Since the start of Germany’s Oktoberfest, the incidence of Covid infections in Munich has risen sharply. Though a connection with the festival can’t yet be proven, it seems likely.

Munich sees sharp rise in Covid cases after Oktoberfest

Two weeks after the start of Oktoberfest, the Covid numbers in Munich have more than tripled.

On Sunday, the Robert Koch Institute (RKI) reported an incidence of 768.7 for the city of Munich, though updated figures for the end of the festival are not expected until later in the week. Usually, on weekends and public holidays, there is a delay in reports.

In the entire state of Bavaria, the incidence value on Sunday was 692.5.

According to Munich’s public health officer, Beatrix Zurek, bed occupancy in Munich hospitals has also increased. Two weeks ago, 200 beds in Munich were occupied by Covid patients, whereas there are now around 350.

Though a relationship between the sharp rise in infections with Oktoberfest, which ended on Monday, can’t be proven at the moment, it seems very likely, according to experts. A significant increase in Covid incidences has also been shown at other public festivals – about one and a half weeks after the start. 

READ ALSO: Germany’s famed Oktoberfest opens after two-year pandemic hiatus

After a two-year break due to the pandemic, around 5.7 million visitors came to this year’s Wiesn according to the festival management – around 600,000 fewer than at the last Oktoberfest before the pandemic in 2019, when there were 6.3 million.

Federal Health Minister Karl Lauterbach (SPD) took to Twitter to comment on the rise in incidence in Munich during the Oktoberfest. “This would not have been necessary if self-tests had been taken before admission,” he said.

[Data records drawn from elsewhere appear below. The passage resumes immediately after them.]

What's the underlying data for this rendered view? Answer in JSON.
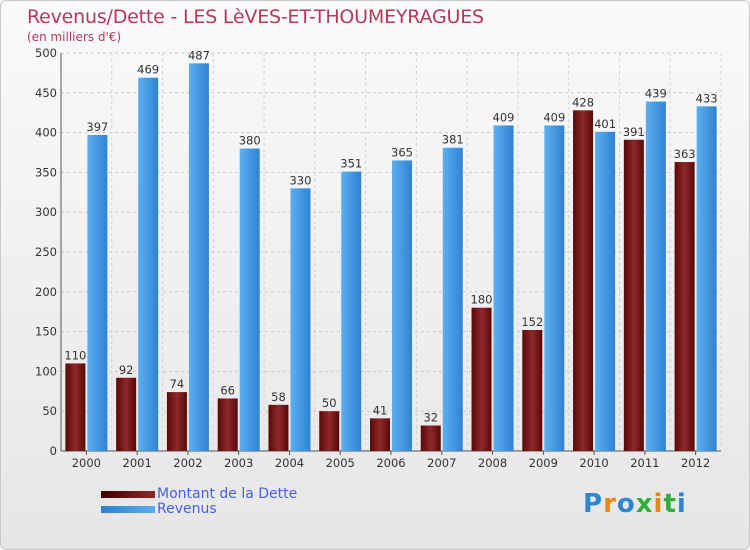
{
  "title": "Revenus/Dette - LES LèVES-ET-THOUMEYRAGUES",
  "subtitle": "(en milliers d'€)",
  "colors": {
    "debt": "#7a1414",
    "revenue": "#3f95de",
    "title": "#b23a5a",
    "legend_text": "#4a5fe0"
  },
  "legend": {
    "debt_label": "Montant de la Dette",
    "revenue_label": "Revenus"
  },
  "logo": {
    "text": "Proxiti"
  },
  "chart_data": {
    "type": "bar",
    "title": "Revenus/Dette - LES LèVES-ET-THOUMEYRAGUES",
    "ylabel": "(en milliers d'€)",
    "categories": [
      "2000",
      "2001",
      "2002",
      "2003",
      "2004",
      "2005",
      "2006",
      "2007",
      "2008",
      "2009",
      "2010",
      "2011",
      "2012"
    ],
    "ylim": [
      0,
      500
    ],
    "yticks": [
      0,
      50,
      100,
      150,
      200,
      250,
      300,
      350,
      400,
      450,
      500
    ],
    "grid": true,
    "legend_position": "bottom-left",
    "series": [
      {
        "name": "Montant de la Dette",
        "values": [
          110,
          92,
          74,
          66,
          58,
          50,
          41,
          32,
          180,
          152,
          428,
          391,
          363
        ]
      },
      {
        "name": "Revenus",
        "values": [
          397,
          469,
          487,
          380,
          330,
          351,
          365,
          381,
          409,
          409,
          401,
          439,
          433
        ]
      }
    ]
  }
}
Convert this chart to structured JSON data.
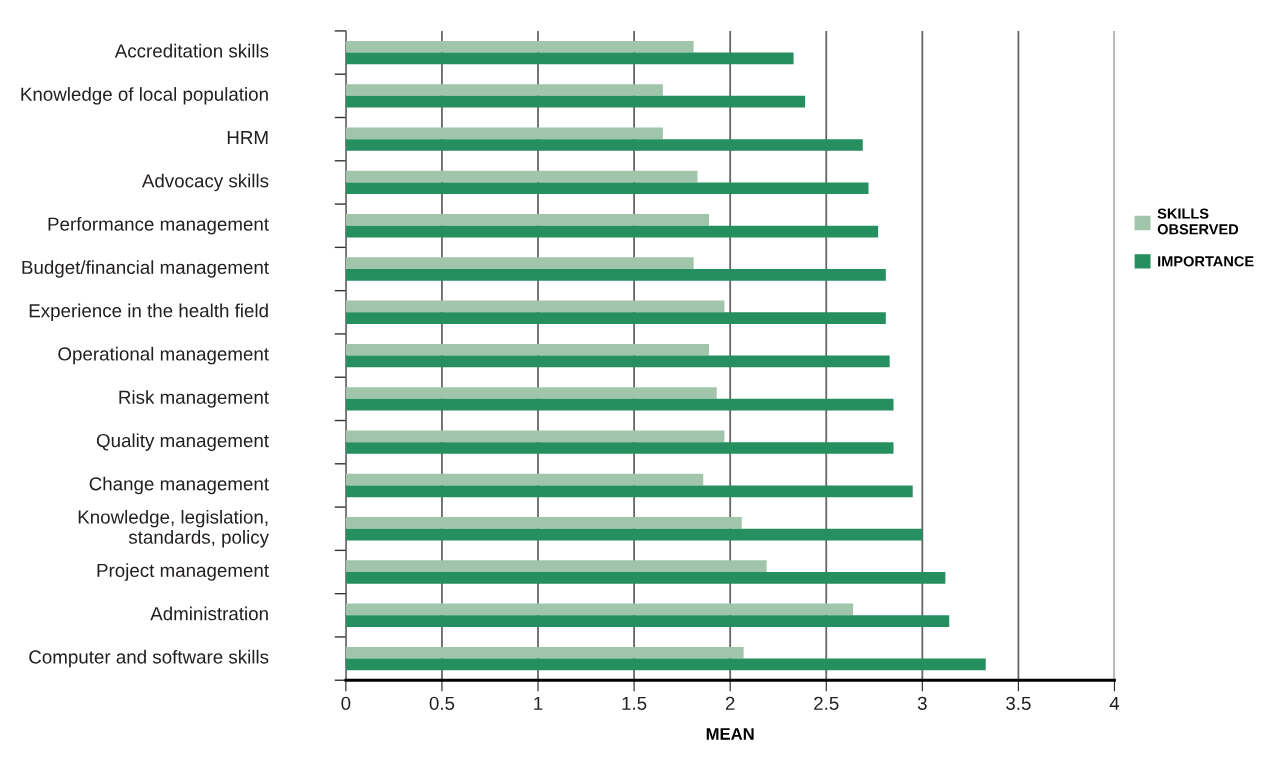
{
  "chart_data": {
    "type": "bar",
    "orientation": "horizontal",
    "xlabel": "MEAN",
    "categories": [
      "Accreditation skills",
      "Knowledge of local population",
      "HRM",
      "Advocacy skills",
      "Performance management",
      "Budget/financial management",
      "Experience in the health field",
      "Operational management",
      "Risk management",
      "Quality management",
      "Change management",
      "Knowledge, legislation,\nstandards, policy",
      "Project management",
      "Administration",
      "Computer and software skills"
    ],
    "series": [
      {
        "name": "SKILLS\nOBSERVED",
        "color": "#a0c5ab",
        "values": [
          1.81,
          1.65,
          1.65,
          1.83,
          1.89,
          1.81,
          1.97,
          1.89,
          1.93,
          1.97,
          1.86,
          2.06,
          2.19,
          2.64,
          2.07
        ]
      },
      {
        "name": "IMPORTANCE",
        "color": "#268f60",
        "values": [
          2.33,
          2.39,
          2.69,
          2.72,
          2.77,
          2.81,
          2.81,
          2.83,
          2.85,
          2.85,
          2.95,
          3.0,
          3.12,
          3.14,
          3.33
        ]
      }
    ],
    "xlim": [
      0,
      4
    ],
    "xticks": [
      0,
      0.5,
      1,
      1.5,
      2,
      2.5,
      3,
      3.5,
      4
    ],
    "grid": "x",
    "legend": "right"
  }
}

“Compared to the price of a measure of beer, €2-3 (for tests) wouldn’t have mattered,” he said.

Even before the start of the Wiesn, he had spoken out in favour of people taking voluntary self-tests. Lauterbach stressed that now is the time for special measures against Covid.

“The development shows what will happen if the states wait too long with the mask obligation in indoor areas,” he added.

READ ALSO: KEY POINTS: Germany’s new Covid-19 rules from October

In neighbouring counties, where many Oktoberfest visitors came from, the number of Covid cases has also risen noticeably.  Beatrix Zurek said that it is unclear, however, how much of a role Oktoberfest played in these figures, as people are currently much more active socially overall, with concerts and other events also taking place throughout the state.

Christoph Spinner, an infections specialist at Munich’s Klinikum, has urged people not to be alarmed by the rising numbers.

“We had expected rising incidences here. We knew that there could be a doubling, tripling, even quadrupling,” he said.

He said that this is no cause for concern, as many people have been vaccinated or have also recovered from previous Covid infections, so any new infections are therefore usually mild.

The virologist advises people over 60 or with pre-existing conditions to get a second booster vaccination, but otherwise said people shouldn’t be alarmed by the rising incidences.